Congress originally enacted the Pickle amendment as part of the Comprehensive Omnibus Budget Reconciliation Act of 1986 ("COBRA"), Pub. L. No. 99-272, 100 Stat. 158 (1986). Shortly thereafter, Congress amended the Pickle denominator in the Omnibus Budget Reconciliation Act ("OBRA") of 1987, Pub. L. No. 100-203, 101 1330-59 (1987), by inserting the words "net inpatient care" to clarify whether the revenues in the denominator referred to net or gross revenues.
The OBRA's legislative history includes two references to the formula for the Pickle denominator.
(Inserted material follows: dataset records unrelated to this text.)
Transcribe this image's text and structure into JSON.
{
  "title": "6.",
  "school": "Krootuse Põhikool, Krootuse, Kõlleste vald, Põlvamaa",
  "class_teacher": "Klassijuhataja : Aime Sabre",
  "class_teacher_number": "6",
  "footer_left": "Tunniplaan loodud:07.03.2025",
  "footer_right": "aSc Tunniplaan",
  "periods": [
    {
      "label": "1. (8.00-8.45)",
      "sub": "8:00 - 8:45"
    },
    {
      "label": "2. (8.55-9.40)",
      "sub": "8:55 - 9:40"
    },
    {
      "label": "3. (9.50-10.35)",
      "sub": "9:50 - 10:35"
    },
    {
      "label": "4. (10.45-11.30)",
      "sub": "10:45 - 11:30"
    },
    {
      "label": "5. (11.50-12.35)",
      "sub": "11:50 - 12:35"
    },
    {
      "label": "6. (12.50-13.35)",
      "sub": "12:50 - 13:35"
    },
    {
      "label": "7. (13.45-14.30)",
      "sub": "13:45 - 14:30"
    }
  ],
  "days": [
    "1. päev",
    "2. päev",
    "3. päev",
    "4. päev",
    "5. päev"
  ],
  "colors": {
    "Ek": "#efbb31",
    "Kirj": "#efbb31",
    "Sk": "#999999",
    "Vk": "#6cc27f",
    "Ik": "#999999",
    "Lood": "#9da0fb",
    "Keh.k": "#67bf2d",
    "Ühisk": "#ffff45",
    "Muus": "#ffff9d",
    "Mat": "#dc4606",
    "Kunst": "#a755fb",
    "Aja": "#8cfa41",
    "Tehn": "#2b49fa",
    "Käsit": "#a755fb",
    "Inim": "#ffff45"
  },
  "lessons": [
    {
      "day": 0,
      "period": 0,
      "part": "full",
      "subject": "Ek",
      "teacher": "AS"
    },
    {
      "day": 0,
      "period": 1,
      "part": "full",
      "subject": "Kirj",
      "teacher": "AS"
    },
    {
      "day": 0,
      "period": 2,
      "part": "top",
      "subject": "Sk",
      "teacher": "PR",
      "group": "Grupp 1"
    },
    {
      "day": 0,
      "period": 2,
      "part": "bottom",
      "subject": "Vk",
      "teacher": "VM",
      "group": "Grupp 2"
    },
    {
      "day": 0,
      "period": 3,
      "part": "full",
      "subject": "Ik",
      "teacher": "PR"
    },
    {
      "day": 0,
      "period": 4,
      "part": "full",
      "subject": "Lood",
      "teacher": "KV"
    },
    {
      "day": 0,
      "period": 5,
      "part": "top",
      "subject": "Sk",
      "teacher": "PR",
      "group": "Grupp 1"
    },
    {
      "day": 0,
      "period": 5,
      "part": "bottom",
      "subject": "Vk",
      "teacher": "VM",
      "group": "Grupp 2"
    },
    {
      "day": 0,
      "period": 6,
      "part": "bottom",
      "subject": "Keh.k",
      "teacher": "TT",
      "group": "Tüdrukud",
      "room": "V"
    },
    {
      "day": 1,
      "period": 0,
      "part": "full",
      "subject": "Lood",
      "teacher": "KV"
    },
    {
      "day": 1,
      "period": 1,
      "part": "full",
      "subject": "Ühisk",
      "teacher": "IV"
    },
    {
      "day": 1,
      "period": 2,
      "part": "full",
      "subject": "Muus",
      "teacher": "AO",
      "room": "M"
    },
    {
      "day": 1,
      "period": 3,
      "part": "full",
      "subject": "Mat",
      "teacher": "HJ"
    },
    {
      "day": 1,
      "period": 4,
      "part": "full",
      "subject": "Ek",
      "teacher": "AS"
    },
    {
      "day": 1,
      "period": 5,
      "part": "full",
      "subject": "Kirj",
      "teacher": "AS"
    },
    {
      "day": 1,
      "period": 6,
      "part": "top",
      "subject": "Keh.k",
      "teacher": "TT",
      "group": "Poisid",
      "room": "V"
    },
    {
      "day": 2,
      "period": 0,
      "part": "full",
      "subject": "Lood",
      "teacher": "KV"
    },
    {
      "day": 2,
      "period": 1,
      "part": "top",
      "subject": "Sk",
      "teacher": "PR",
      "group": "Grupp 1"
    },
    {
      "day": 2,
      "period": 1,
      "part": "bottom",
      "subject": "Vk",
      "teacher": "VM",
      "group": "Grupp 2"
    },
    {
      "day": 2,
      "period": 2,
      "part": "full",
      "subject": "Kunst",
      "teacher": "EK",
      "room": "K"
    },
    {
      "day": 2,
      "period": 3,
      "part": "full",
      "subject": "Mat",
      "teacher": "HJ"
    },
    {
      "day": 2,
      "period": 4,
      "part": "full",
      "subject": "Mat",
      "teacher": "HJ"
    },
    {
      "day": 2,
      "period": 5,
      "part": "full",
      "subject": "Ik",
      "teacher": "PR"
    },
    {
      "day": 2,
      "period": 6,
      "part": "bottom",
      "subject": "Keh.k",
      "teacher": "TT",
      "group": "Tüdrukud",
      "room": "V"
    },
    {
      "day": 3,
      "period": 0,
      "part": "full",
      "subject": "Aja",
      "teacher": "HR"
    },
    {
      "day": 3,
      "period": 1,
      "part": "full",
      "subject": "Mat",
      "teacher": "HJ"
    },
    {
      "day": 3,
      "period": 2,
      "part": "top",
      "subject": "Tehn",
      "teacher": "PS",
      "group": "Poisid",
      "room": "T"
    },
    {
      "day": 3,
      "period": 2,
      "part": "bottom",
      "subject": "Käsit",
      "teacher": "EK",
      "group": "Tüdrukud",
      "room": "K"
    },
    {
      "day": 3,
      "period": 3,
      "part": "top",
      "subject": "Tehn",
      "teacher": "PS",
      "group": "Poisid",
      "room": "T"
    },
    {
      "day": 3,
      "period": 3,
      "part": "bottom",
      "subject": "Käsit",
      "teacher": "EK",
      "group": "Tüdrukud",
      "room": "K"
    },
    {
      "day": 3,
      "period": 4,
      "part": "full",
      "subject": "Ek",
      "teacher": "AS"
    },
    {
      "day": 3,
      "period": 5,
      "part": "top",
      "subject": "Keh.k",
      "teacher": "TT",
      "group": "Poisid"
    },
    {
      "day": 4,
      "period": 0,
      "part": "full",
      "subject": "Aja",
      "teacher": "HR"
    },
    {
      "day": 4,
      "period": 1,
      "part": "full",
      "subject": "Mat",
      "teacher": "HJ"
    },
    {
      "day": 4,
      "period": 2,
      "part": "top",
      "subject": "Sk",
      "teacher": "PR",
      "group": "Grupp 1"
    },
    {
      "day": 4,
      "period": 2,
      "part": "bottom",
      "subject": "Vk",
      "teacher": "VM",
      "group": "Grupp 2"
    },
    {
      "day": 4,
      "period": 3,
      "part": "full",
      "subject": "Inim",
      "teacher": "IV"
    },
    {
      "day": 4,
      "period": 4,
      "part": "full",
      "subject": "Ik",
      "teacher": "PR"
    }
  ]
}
The first reference is in a section of a House Conference report that describes the Pickle method before the 1987 amendment:
Additional payments are made to PPS hospitals that serve a disproportionate share of low-income patients. Under one criterion, a hospital located in an urban area, which has 100 or more beds, may receive such payments if it can demonstrate that more than 30 percent of its inpatient care revenues (excluding any Medicare or Medicaid revenues) are provided by State and local government payments for indigent care.